O wirusowym zapaleniu wątroby typu D (HDV) mówi się zdecydowanie zbyt rzadko. Przebieg choroby może być wyjątkowo ciężki i w krótkim czasie doprowadzić do marskości, niewydolności, a nawet raka wątroby.
Niezwykle podstępna choroba wątroby
Międzynarodowa Agencja Badań nad Rakiem (IARC) zaklasyfikowała wirusowe zapalenie wątroby typu D jako jeden z głównych czynników raka wątroby. Wiele osób jednak w ogóle nie jest świadoma zakażenia.

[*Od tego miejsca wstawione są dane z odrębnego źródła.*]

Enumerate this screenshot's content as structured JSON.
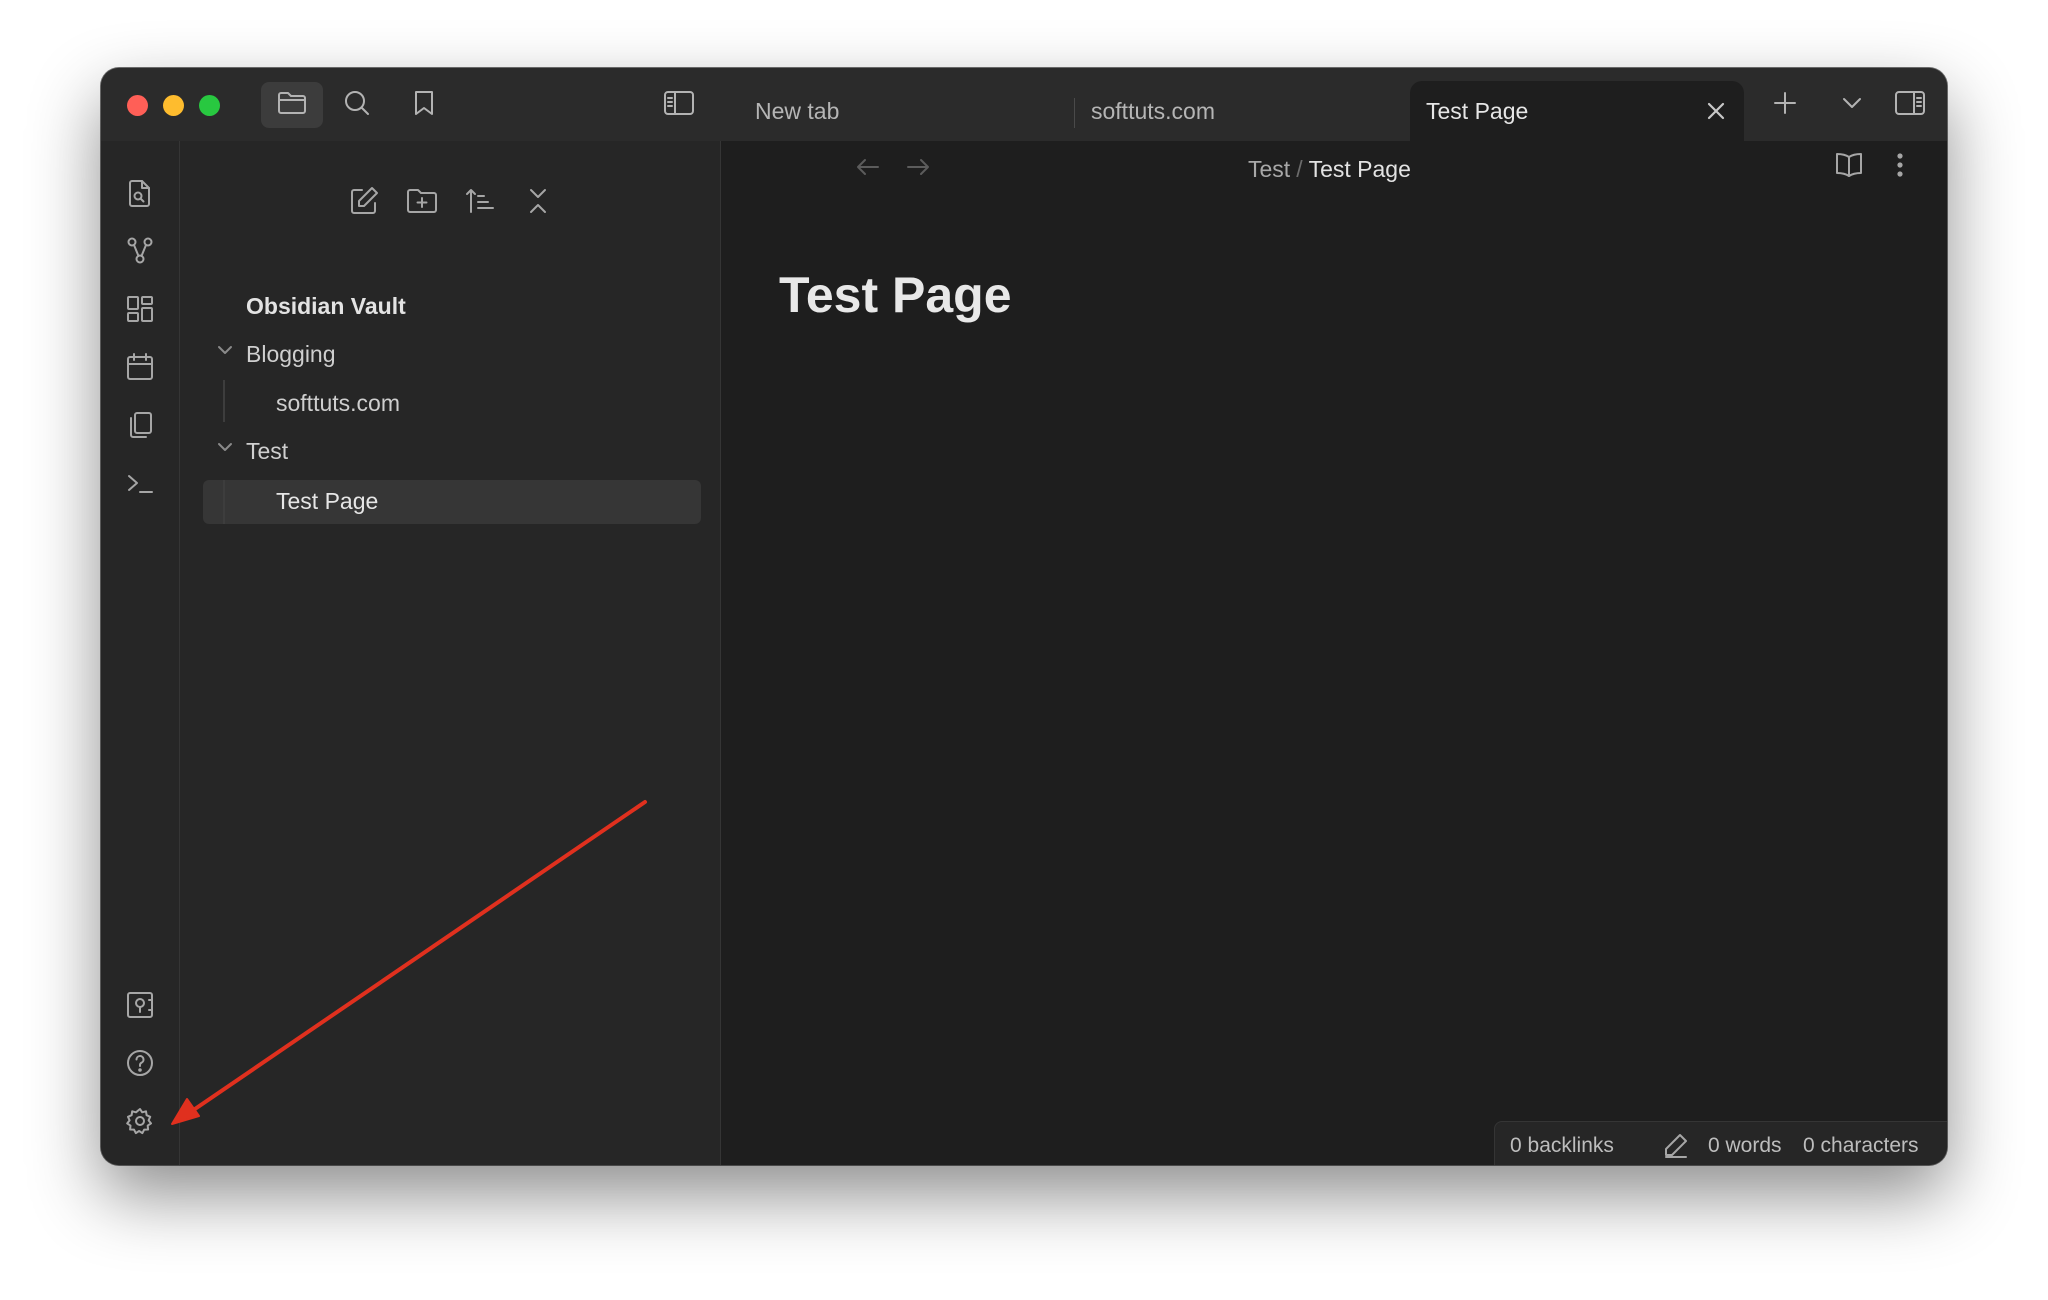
{
  "tabs": [
    {
      "label": "New tab",
      "active": false
    },
    {
      "label": "softtuts.com",
      "active": false
    },
    {
      "label": "Test Page",
      "active": true
    }
  ],
  "sidebar": {
    "vault_name": "Obsidian Vault",
    "folders": [
      {
        "name": "Blogging",
        "expanded": true,
        "files": [
          "softtuts.com"
        ]
      },
      {
        "name": "Test",
        "expanded": true,
        "files": [
          "Test Page"
        ]
      }
    ]
  },
  "breadcrumb": {
    "folder": "Test",
    "separator": "/",
    "current": "Test Page"
  },
  "note": {
    "title": "Test Page"
  },
  "status": {
    "backlinks": "0 backlinks",
    "words": "0 words",
    "characters": "0 characters"
  },
  "icons": {
    "titlebar": [
      "folder-icon",
      "search-icon",
      "bookmark-icon",
      "sidebar-toggle-icon"
    ],
    "ribbon_top": [
      "quick-switcher-icon",
      "graph-view-icon",
      "canvas-icon",
      "daily-note-icon",
      "templates-icon",
      "command-palette-icon"
    ],
    "ribbon_bottom": [
      "vault-icon",
      "help-icon",
      "settings-icon"
    ],
    "sidebar_tools": [
      "new-note-icon",
      "new-folder-icon",
      "sort-icon",
      "collapse-all-icon"
    ],
    "tab_controls": [
      "close-icon",
      "new-tab-icon",
      "tab-list-icon",
      "right-sidebar-icon"
    ]
  },
  "colors": {
    "window_bg": "#1e1e1e",
    "sidebar_bg": "#262626",
    "titlebar_bg": "#2b2b2b",
    "annotation_arrow": "#e0301e"
  }
}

- HDV to najbardziej agresywna forma wirusowego zapalenia wątroby i bardzo szybko niszczy wątrobę. Prowadzi do marskości w ciągu 5 lat u ponad 20 proc. zakażonych. Dla porównania, w przypadku WZW B do marskości dochodzi w ciągu 15 lat, a przy WZW C trwa to nawet 20-25 lat. Pacjenci z WZW D mają też znacznie wyższe ryzyko raka wątroby - wyjaśnia w rozmowie z portalem WP abcZdrowie dr hab. med. Jerzy Jaroszewicz, prof. SUM, kierownik Katedry i Kliniki Chorób Zakaźnych i Hepatologii Śląskiego Uniwersytetu Medycznego w Katowicach.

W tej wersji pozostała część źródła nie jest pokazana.